Fighting Food Waste With
Artificial Intelligence
An estimated 1.3 billion tonnes of food is wasted globally each year, and at the same time, around 9 million people die of hunger annually. This is due to the inefficiency of the current linear food system.
In a vision for a circular food system, food production improves rather than degrades the environment and people have access to healthy and nutritious food. Agriculture is regenerative, improving the overall health of local ecosystems and people.
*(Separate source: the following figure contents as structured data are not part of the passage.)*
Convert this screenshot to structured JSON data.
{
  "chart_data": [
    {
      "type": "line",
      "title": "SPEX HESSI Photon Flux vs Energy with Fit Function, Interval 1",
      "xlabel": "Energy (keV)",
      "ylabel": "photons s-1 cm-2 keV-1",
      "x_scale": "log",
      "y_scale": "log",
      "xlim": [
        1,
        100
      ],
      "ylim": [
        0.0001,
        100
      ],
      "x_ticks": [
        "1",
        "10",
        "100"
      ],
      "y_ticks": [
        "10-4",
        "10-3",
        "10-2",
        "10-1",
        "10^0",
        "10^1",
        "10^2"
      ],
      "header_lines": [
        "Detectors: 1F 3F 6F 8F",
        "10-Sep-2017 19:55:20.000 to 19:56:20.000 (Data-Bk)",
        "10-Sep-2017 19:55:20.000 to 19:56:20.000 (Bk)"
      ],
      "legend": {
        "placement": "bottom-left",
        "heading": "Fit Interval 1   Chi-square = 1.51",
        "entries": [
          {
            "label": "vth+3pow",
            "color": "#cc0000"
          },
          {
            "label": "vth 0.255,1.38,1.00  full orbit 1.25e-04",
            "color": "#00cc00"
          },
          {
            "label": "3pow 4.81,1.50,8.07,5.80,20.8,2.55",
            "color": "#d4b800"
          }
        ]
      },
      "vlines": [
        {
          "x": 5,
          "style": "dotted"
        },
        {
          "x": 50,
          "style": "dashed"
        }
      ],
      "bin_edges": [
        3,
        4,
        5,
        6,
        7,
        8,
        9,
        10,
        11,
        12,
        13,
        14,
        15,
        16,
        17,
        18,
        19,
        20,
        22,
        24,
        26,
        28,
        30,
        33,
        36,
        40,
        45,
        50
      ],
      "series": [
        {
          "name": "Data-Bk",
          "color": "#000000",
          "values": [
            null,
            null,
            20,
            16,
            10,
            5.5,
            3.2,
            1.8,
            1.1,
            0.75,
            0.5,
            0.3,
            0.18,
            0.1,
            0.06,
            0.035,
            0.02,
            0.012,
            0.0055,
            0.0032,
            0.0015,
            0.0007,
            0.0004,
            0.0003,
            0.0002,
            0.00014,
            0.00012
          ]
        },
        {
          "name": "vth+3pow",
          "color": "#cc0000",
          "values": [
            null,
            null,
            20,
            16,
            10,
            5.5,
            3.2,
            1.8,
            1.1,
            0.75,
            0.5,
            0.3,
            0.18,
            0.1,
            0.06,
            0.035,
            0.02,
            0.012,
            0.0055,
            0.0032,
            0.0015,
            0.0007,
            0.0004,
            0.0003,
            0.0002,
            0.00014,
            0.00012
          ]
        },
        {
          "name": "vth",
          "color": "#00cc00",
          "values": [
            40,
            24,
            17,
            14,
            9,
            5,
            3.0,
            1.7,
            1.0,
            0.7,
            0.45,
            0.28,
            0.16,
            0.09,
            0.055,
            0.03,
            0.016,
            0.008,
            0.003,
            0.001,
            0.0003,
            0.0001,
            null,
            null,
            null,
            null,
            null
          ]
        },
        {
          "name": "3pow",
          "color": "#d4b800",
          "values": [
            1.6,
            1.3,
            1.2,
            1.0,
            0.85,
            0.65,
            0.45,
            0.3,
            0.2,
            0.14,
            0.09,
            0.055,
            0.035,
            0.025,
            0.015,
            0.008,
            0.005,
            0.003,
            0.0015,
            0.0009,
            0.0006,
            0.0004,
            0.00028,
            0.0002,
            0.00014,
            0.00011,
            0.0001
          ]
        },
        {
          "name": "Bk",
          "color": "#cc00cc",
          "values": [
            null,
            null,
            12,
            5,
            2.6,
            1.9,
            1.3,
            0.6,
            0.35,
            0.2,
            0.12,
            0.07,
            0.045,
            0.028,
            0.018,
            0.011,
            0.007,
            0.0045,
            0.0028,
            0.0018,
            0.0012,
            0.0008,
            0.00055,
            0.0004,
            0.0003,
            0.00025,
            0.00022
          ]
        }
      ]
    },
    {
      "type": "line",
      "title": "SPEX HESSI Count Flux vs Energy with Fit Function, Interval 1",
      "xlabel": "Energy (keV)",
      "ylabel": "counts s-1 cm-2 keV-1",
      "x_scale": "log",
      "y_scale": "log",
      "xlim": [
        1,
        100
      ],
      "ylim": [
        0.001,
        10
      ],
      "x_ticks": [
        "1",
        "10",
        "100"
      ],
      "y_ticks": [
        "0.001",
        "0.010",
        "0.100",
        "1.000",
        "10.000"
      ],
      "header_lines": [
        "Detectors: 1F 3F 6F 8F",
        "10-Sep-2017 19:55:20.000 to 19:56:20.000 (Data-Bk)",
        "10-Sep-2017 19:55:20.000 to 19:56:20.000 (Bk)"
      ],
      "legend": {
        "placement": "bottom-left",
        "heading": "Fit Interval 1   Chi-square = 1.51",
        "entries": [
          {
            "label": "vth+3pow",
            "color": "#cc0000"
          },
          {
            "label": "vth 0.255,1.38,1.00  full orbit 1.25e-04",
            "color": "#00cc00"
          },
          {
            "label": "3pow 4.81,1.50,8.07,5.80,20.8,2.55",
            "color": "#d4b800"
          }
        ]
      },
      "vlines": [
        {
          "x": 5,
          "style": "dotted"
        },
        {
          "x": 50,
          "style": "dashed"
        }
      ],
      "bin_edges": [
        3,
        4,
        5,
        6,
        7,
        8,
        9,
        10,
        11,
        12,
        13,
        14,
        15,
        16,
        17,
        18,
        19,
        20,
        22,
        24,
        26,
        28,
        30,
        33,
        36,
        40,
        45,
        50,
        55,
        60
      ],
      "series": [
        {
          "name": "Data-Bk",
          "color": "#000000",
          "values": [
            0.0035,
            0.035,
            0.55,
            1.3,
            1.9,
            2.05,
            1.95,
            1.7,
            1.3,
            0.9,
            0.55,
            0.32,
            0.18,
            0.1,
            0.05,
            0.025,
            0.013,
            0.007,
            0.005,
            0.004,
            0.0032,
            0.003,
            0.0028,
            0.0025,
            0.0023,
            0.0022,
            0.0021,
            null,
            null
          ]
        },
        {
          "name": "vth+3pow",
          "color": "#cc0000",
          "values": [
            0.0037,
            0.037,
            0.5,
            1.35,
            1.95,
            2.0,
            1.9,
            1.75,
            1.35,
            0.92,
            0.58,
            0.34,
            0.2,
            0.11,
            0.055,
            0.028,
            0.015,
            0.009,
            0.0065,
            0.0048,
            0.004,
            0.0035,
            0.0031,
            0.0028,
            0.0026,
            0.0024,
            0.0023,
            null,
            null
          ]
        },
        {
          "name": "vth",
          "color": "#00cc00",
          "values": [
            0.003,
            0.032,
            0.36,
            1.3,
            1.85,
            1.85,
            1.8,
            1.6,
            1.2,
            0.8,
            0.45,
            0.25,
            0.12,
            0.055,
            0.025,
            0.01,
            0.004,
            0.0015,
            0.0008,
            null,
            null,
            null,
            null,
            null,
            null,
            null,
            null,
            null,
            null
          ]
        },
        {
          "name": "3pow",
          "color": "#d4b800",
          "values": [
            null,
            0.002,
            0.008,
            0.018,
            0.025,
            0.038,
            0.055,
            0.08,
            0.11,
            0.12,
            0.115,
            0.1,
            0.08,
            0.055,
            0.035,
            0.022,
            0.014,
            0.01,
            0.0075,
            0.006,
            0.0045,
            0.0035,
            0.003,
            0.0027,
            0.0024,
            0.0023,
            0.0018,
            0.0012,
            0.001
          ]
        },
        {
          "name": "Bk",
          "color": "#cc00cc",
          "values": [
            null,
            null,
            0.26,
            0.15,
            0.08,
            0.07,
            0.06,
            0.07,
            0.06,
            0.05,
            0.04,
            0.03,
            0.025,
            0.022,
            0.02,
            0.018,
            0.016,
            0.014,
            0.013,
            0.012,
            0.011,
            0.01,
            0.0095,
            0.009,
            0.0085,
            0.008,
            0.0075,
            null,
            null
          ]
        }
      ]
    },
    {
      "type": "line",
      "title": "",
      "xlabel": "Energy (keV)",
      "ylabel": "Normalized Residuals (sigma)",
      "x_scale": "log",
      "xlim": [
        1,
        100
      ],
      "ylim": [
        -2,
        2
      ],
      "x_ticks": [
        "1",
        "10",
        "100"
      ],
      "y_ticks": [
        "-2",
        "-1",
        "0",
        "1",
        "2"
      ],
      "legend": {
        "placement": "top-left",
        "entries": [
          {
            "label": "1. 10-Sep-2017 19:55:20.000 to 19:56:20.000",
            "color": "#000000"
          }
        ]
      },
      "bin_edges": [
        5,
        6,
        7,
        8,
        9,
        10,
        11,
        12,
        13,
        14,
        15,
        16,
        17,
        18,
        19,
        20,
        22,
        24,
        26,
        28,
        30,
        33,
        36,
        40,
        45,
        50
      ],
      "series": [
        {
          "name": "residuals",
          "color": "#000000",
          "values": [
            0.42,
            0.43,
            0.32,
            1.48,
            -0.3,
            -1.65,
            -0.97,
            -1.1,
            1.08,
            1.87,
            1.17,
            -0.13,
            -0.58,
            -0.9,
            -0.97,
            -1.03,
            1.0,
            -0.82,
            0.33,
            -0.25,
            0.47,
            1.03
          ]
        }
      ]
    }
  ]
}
Discussed below are the three main ambitions that can set the transition to a circular food system on the right path.
Match supply with demand
AI can play a role in forecasting demand using historical and real time data, potentially improving efficiency of supply chains leading to less overproduction and less overstocking, caused by distortion of demand information moving upstream in the supply chain.
Furthermore, it could be used to map the current landscape of global food supply chains and determine the optimal way to ‘rewire’ them to source and consume ingredients locally where appropriate, and to process food as close as possible to where it is grown and consumed, enabling better matching of supply and demand for food.
Make the most of food
- Production and processing:
An example is TOMRA‘s food sorting solutions which use AI algorithms to analyze images and data from cameras, near-infrared spectroscopy, x-rays and lasers, to identify non-uniform produce such as carrots and potatoes, and sort each one according to its optimal use.
- Distribution and storage
The manual process of inspecting quality, safety, size and appearance of food before reaching retailers is time-consuming, expensive, inaccurate, and often subjective. Technology can enable automated, objective inspection, potentially implemented upstream from distribution hubs. For example, the Food Team at Google is exploring how visual imagery techniques could help accelerate the food inspection process to improve food supply chain efficiency, minimise waste and enable more accurate retailer planning.
- Preparation and consumption
Companies like Wasteless help retailers to sell food before it goes bad, using AI-enabled tracking and dynamic pricing based on expiration dates. Tenzo uses AI algorithms to forecast and predict sales, enabling restaurants, retailers, and other hospitality institutions to connect supply to demand more effectively when ordering food, and reducing avoidable food waste.
- Valorisation of unavoidable food waste and by-products
While reducing overproduction is the best way of reducing food waste, unavoidable by-products, along with peelings, clippings and sewage, could be turned into valuable products. AI tools can then provide suggestions for potential recipes to make use of leftovers. It could also help provide the information about the nutrient content of organic waste streams (such as inedible food byproducts, human wastes, and green waste) and the presence of any micro-pollutants, in order to valorise organic by-products in the right markets.
By using AI as a tool to help source regeneratively grown ingredients, replace animal protein ingredients with plant-based proteins, reduce processing waste, and avoid unsafe additives, food innovators and designers can make it easier for people to access healthy food products.
In the current food system, for every USD 1 spent on food, society pays USD 2 of economic, social, and environmental costs. The food and agricultural system is too complex to fully understand with traditional analytical methods. Building a circular food system adds additional complexity, this is where AI is needed. By helping design out food waste, AI can generate an estimated economic opportunity of up to USD 127 billion a year in 2030.